Currently, the code puts the government in the position of picking winners and losers, which may explain why so many stories have appeared during the economic downturn about corporations realizing record profits while paying very few tax dollars. In the mid-1980s, America boasted one of the lowest rates in the industrialized world, which was an important factor in creating 20 million new jobs during that period.
In the intervening decades international competitors raced to lower their corporate tax rates, leaving us with the second highest rate in the world. By lowering the corporate tax rate to something close to the Organization for Economic Cooperation and Development (OECD) average of 25%, the U.S. economy would again be able to grow in a healthy manner, producing plenty of good jobs at good wages. The Journal of Public Economics found that by reducing the corporate tax rate 10 percentage points, economic growth would increase by one to two percent. A study released by the Milken Institute concluded that lowering the rate to 25 percent would boost gross domestic product by an additional 2.2 percent and increase employment by 2.13 million workers.

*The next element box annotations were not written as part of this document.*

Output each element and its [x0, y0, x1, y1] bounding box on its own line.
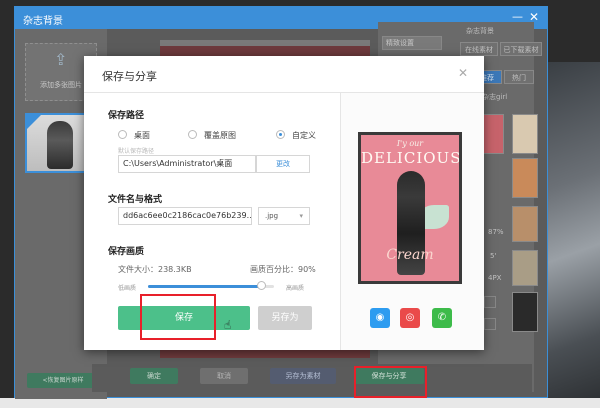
save-as-material-button[interactable]: 另存为素材	[270, 368, 336, 384]
material-thumb[interactable]	[512, 114, 538, 154]
save-path-input[interactable]: C:\Users\Administrator\桌面	[118, 155, 256, 173]
thumbnail-person-image	[47, 121, 73, 169]
panel-label: 杂志背景	[466, 27, 494, 35]
save-path-title: 保存路径	[108, 111, 145, 121]
highlight-frame	[354, 366, 427, 398]
setting-value: 4PX	[488, 274, 502, 282]
radio-custom[interactable]: 自定义	[276, 130, 316, 141]
setting-value: 87%	[488, 228, 504, 236]
upload-icon: ⇪	[54, 50, 68, 69]
tab-downloaded-material[interactable]: 已下载素材	[500, 42, 542, 56]
qq-icon: ◉	[375, 312, 385, 323]
high-quality-label: 高画质	[286, 285, 305, 292]
window-title: 杂志背景	[23, 16, 63, 27]
poster-text: Cream	[386, 247, 434, 263]
material-thumb[interactable]	[512, 206, 538, 242]
radio-dot	[118, 130, 127, 139]
radio-label: 桌面	[134, 131, 150, 140]
format-value: .jpg	[265, 212, 279, 220]
save-quality-title: 保存画质	[108, 247, 145, 257]
tab-online-material[interactable]: 在线素材	[460, 42, 498, 56]
material-thumb[interactable]	[512, 158, 538, 198]
radio-label: 覆盖原图	[204, 131, 236, 140]
material-category-label: 杂志girl	[482, 93, 508, 101]
wechat-share-button[interactable]: ✆	[432, 308, 452, 328]
material-thumb[interactable]	[512, 292, 538, 332]
chevron-down-icon: ▾	[299, 212, 303, 220]
quality-slider[interactable]	[148, 281, 274, 290]
dialog-close-icon[interactable]: ✕	[458, 66, 468, 80]
path-hint: 默认保存路径	[118, 148, 155, 155]
quality-settings-select[interactable]: 精致设置	[382, 36, 442, 50]
weibo-icon: ◎	[405, 312, 415, 323]
file-size-text: 文件大小：238.3KB	[118, 265, 192, 274]
material-thumb[interactable]	[512, 250, 538, 286]
weibo-share-button[interactable]: ◎	[400, 308, 420, 328]
setting-checkbox[interactable]	[484, 318, 496, 330]
mouse-cursor-icon: ☝	[224, 318, 232, 332]
change-path-button[interactable]: 更改	[256, 155, 310, 173]
setting-checkbox[interactable]	[484, 296, 496, 308]
tab-popular[interactable]: 热门	[504, 70, 534, 84]
low-quality-label: 低画质	[118, 285, 137, 292]
filename-format-title: 文件名与格式	[108, 195, 163, 205]
filename-input[interactable]: dd6ac6ee0c2186cac0e76b239...	[118, 207, 252, 225]
reset-image-button[interactable]: <恢复图片原样	[27, 373, 99, 388]
selected-corner-icon	[27, 115, 41, 129]
highlight-frame	[140, 294, 216, 340]
wechat-icon: ✆	[437, 312, 447, 323]
radio-overwrite[interactable]: 覆盖原图	[188, 130, 236, 141]
dialog-title: 保存与分享	[102, 70, 157, 83]
qq-share-button[interactable]: ◉	[370, 308, 390, 328]
preview-poster: I'y our DELICIOUS Cream	[358, 132, 462, 284]
poster-text: DELICIOUS	[361, 149, 462, 167]
radio-desktop[interactable]: 桌面	[118, 130, 150, 141]
cancel-button[interactable]: 取消	[200, 368, 248, 384]
radio-dot	[188, 130, 197, 139]
background-photo	[548, 62, 600, 408]
setting-value: 5'	[490, 252, 497, 260]
radio-label: 自定义	[292, 131, 316, 140]
taskbar-strip	[0, 398, 600, 408]
poster-text: I'y our	[396, 139, 424, 148]
confirm-button[interactable]: 确定	[130, 368, 178, 384]
save-as-button[interactable]: 另存为	[258, 306, 312, 330]
radio-dot-selected	[276, 130, 285, 139]
quality-percent-text: 画质百分比：90%	[250, 265, 316, 274]
format-select[interactable]: .jpg ▾	[258, 207, 310, 225]
quality-slider-fill	[148, 285, 262, 288]
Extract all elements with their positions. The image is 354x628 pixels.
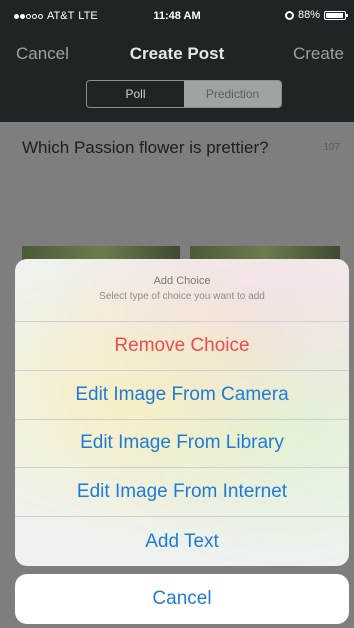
question-text[interactable]: Which Passion flower is prettier? [22,138,269,158]
action-sheet-cancel-button[interactable]: Cancel [15,574,349,624]
post-type-segmented-control: Poll Prediction [86,80,282,108]
segment-poll[interactable]: Poll [87,81,184,107]
action-sheet-header: Add Choice Select type of choice you wan… [15,259,349,322]
segment-prediction[interactable]: Prediction [184,81,281,107]
edit-image-internet-button[interactable]: Edit Image From Internet [15,468,349,518]
edit-image-camera-button[interactable]: Edit Image From Camera [15,371,349,420]
battery-area: 88% [284,9,348,21]
action-sheet: Add Choice Select type of choice you wan… [15,259,349,566]
battery-icon [324,10,348,20]
remove-choice-button[interactable]: Remove Choice [15,322,349,371]
edit-image-library-button[interactable]: Edit Image From Library [15,420,349,469]
char-counter: 107 [323,142,340,153]
alarm-icon [284,10,294,20]
nav-bar: Cancel Create Post Create [0,36,354,76]
nav-create-button[interactable]: Create [293,44,344,64]
action-sheet-subtitle: Select type of choice you want to add [99,291,265,302]
status-bar: AT&T LTE 11:48 AM 88% [0,0,354,30]
action-sheet-title: Add Choice [153,275,211,287]
add-text-button[interactable]: Add Text [15,517,349,566]
battery-percent: 88% [297,9,320,21]
top-bar: AT&T LTE 11:48 AM 88% Cancel Create Post… [0,0,354,122]
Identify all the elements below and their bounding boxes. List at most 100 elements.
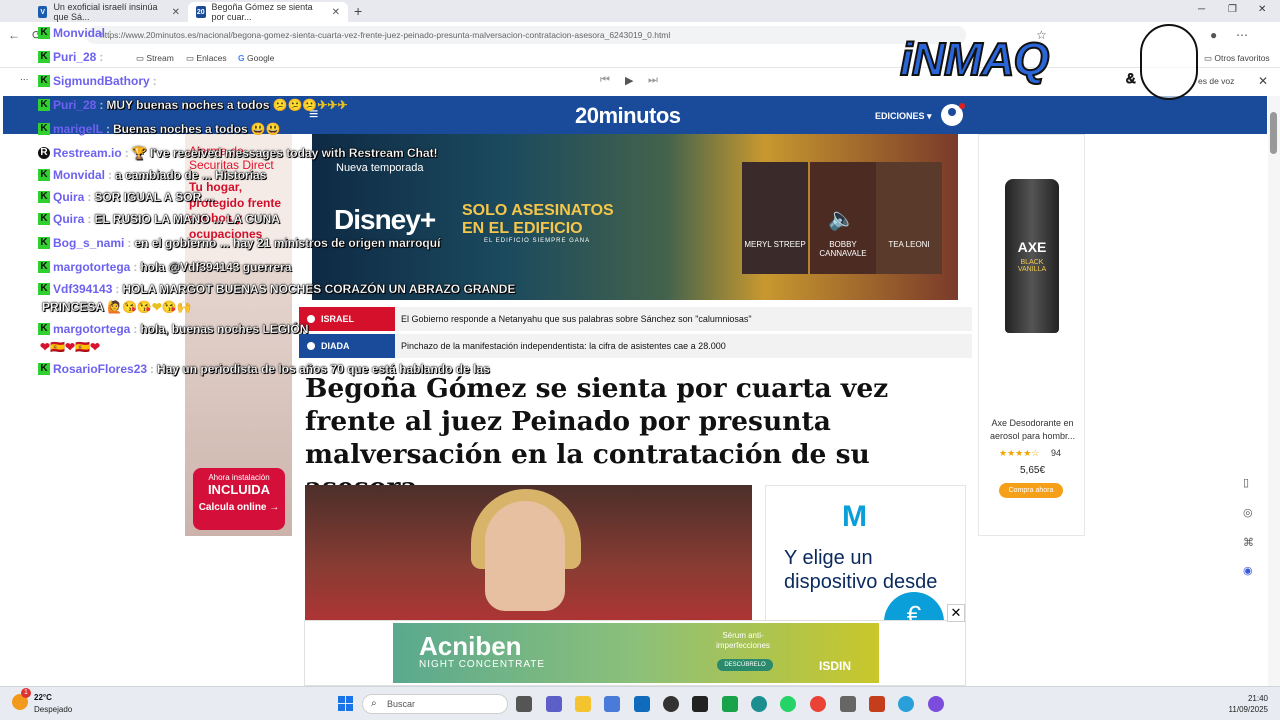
reader-icon[interactable]: ▯: [1243, 476, 1249, 489]
profile-icon[interactable]: ●: [1210, 28, 1217, 42]
menu-icon[interactable]: ⋯: [1236, 28, 1248, 42]
tab-2[interactable]: 20 Begoña Gómez se sienta por cuar... ✕: [188, 2, 348, 22]
app-icon[interactable]: [928, 696, 944, 712]
chat-message-continuation: ❤🇪🇸❤🇪🇸❤: [40, 340, 100, 354]
chat-colon: :: [99, 98, 104, 112]
screen: V Un exoficial israelí insinúa que Sá...…: [0, 0, 1280, 720]
extensions-icon[interactable]: ⌘: [1243, 536, 1254, 549]
chat-message: Kmargotortega: hola @Vdf394143 guerrera: [38, 260, 292, 274]
seal-badge-icon: [1140, 24, 1198, 100]
platform-kick-icon: K: [38, 323, 50, 335]
chat-text: EL RUSIO LA MANO ... LA CUNA: [94, 212, 280, 226]
close-window-icon[interactable]: ✕: [1258, 4, 1266, 15]
task-view-icon[interactable]: [516, 696, 532, 712]
platform-kick-icon: K: [38, 169, 50, 181]
app-icon[interactable]: [840, 696, 856, 712]
chat-user: Quira: [53, 190, 85, 204]
photo-subject-face: [485, 501, 565, 611]
axe-ad[interactable]: AXE BLACK VANILLA Axe Desodorante en aer…: [978, 134, 1085, 536]
product-variant: BLACK VANILLA: [1017, 259, 1047, 273]
close-ad-icon[interactable]: ✕: [947, 604, 965, 622]
platform-kick-icon: K: [38, 283, 50, 295]
mute-icon[interactable]: 🔈: [828, 206, 855, 232]
ad-cta[interactable]: Calcula online →: [193, 502, 285, 513]
platform-kick-icon: K: [38, 213, 50, 225]
chat-message: K Puri_28:: [38, 50, 103, 64]
chat-message: KmarigelL: Buenas noches a todos 😃😃: [38, 122, 281, 136]
scrollbar[interactable]: [1268, 96, 1280, 686]
back-icon[interactable]: ←: [8, 28, 20, 42]
chat-text: a cambiado de ... Historias: [115, 168, 267, 182]
chat-message: K Bog_s_nami: en el gobierno ... hay 21 mi…: [38, 236, 441, 250]
close-tab-icon[interactable]: ✕: [332, 7, 340, 18]
platform-restream-icon: R: [38, 147, 50, 159]
tab-bar: V Un exoficial israelí insinúa que Sá...…: [0, 0, 1280, 22]
file-explorer-icon[interactable]: [575, 696, 591, 712]
chat-text: en el gobierno ... hay 21 ministros de o…: [134, 236, 441, 250]
chat-colon: :: [133, 260, 138, 274]
powerpoint-icon[interactable]: [869, 696, 885, 712]
edge-icon[interactable]: [751, 696, 767, 712]
ad-claim: Sérum anti-imperfecciones: [716, 631, 770, 651]
ad-line: NIGHT CONCENTRATE: [419, 659, 546, 670]
chat-message: K Vdf394143: HOLA MARGOT BUENAS NOCHES COR…: [38, 282, 516, 296]
ad-banner[interactable]: Acniben NIGHT CONCENTRATE Sérum anti-imp…: [393, 623, 879, 683]
whatsapp-icon[interactable]: [780, 696, 796, 712]
green-app-icon[interactable]: [722, 696, 738, 712]
chat-emoji: ❤🇪🇸❤🇪🇸❤: [40, 340, 101, 354]
other-bookmarks[interactable]: ▭ Otros favoritos: [1204, 53, 1270, 64]
buy-now-button[interactable]: Compra ahora: [999, 483, 1063, 498]
chat-emoji: 😕😕😕✈✈✈: [272, 98, 348, 112]
scrollbar-thumb[interactable]: [1270, 112, 1277, 154]
tab-title: Begoña Gómez se sienta por cuar...: [211, 2, 313, 22]
chat-message: K Puri_28: MUY buenas noches a todos 😕😕😕✈✈✈: [38, 98, 348, 112]
movistar-ad[interactable]: M Y elige un dispositivo desde €: [765, 485, 966, 625]
telegram-icon[interactable]: [898, 696, 914, 712]
stream-chat-overlay: K Monvidal: K Puri_28: K SigmundBathory: KP…: [38, 24, 598, 376]
chrome-icon[interactable]: [810, 696, 826, 712]
prev-track-icon[interactable]: ⏮: [600, 74, 610, 87]
teams-icon[interactable]: [546, 696, 562, 712]
taskbar: 1 22°C Despejado ⌕ Buscar 21:40 11/09/202…: [0, 686, 1280, 720]
app-icon[interactable]: [692, 696, 708, 712]
assistant-icon[interactable]: ◉: [1243, 564, 1253, 577]
platform-kick-icon: K: [38, 363, 50, 375]
chat-text: Hay un periodista de los años 70 que est…: [157, 362, 490, 376]
chat-message: K Quira: EL RUSIO LA MANO ... LA CUNA: [38, 212, 280, 226]
next-track-icon[interactable]: ⏭: [648, 74, 658, 87]
play-icon[interactable]: ▶: [625, 74, 633, 87]
chat-user: RosarioFlores23: [53, 362, 148, 376]
tab-1[interactable]: V Un exoficial israelí insinúa que Sá...…: [30, 2, 188, 22]
menu-dots-icon[interactable]: ⋯: [20, 74, 29, 85]
article-photo[interactable]: [305, 485, 752, 625]
chat-user: SigmundBathory: [53, 74, 150, 88]
minimize-icon[interactable]: ─: [1198, 4, 1205, 15]
acniben-ad[interactable]: Acniben NIGHT CONCENTRATE Sérum anti-imp…: [304, 620, 966, 686]
editions-dropdown[interactable]: EDICIONES ▾: [875, 111, 932, 122]
chat-text: Buenas noches a todos: [113, 122, 248, 136]
taskbar-search[interactable]: ⌕ Buscar: [362, 694, 508, 714]
ad-cta-button[interactable]: DESCÚBRELO: [717, 659, 773, 671]
outlook-icon[interactable]: [634, 696, 650, 712]
taskbar-clock[interactable]: 21:40 11/09/2025: [1216, 693, 1268, 715]
ad-pill-main: INCLUIDA: [207, 482, 271, 497]
close-media-icon[interactable]: ✕: [1258, 74, 1268, 88]
chat-colon: :: [99, 50, 104, 64]
maximize-icon[interactable]: ❐: [1228, 4, 1237, 15]
start-windows-icon[interactable]: [338, 696, 353, 711]
chat-emoji: 😃😃: [250, 122, 281, 136]
ad-maker: ISDIN: [819, 659, 852, 673]
rating-stars: ★★★★☆: [999, 448, 1040, 458]
chat-message: K RosarioFlores23: Hay un periodista de lo…: [38, 362, 490, 376]
obs-icon[interactable]: [663, 696, 679, 712]
chat-user: Monvidal: [53, 26, 106, 40]
new-tab-button[interactable]: +: [354, 3, 362, 19]
store-icon[interactable]: [604, 696, 620, 712]
chat-message-continuation: PRINCESA 🙋😘😘❤😘🙌: [42, 300, 192, 314]
ad-cta-box[interactable]: Ahora instalación INCLUIDA Calcula onlin…: [193, 468, 285, 530]
product-name[interactable]: Axe Desodorante en aerosol para hombr...: [979, 417, 1086, 442]
share-icon[interactable]: ◎: [1243, 506, 1253, 519]
product-image: [1005, 179, 1059, 333]
chat-text: HOLA MARGOT BUENAS NOCHES CORAZÓN UN ABR…: [122, 282, 516, 296]
close-tab-icon[interactable]: ✕: [172, 7, 180, 18]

Our international competitors have taken these facts to heart and have lowered their tax rates with much success. Already, many members of the OECD are implementing or preparing for another round of cuts, including two of our closest trading partners, Canada and Great Britain. If we are to remain competitive with our nation’s major trading partners we need to reform the tax code, making it fairer and simpler and improving the prospects of growth and jobs in the U.S. economy.
Elaine Kamarck, advisor to President Bill Clinton and Vice President Al Gore, and James P. Pinkerton, a White House domestic policy adviser to Presidents Ronald Reagan and George H.W. Bush, are co-chairs of The RATE Coalition, a bipartisan group advocating for corporate tax simplification and rate reduction.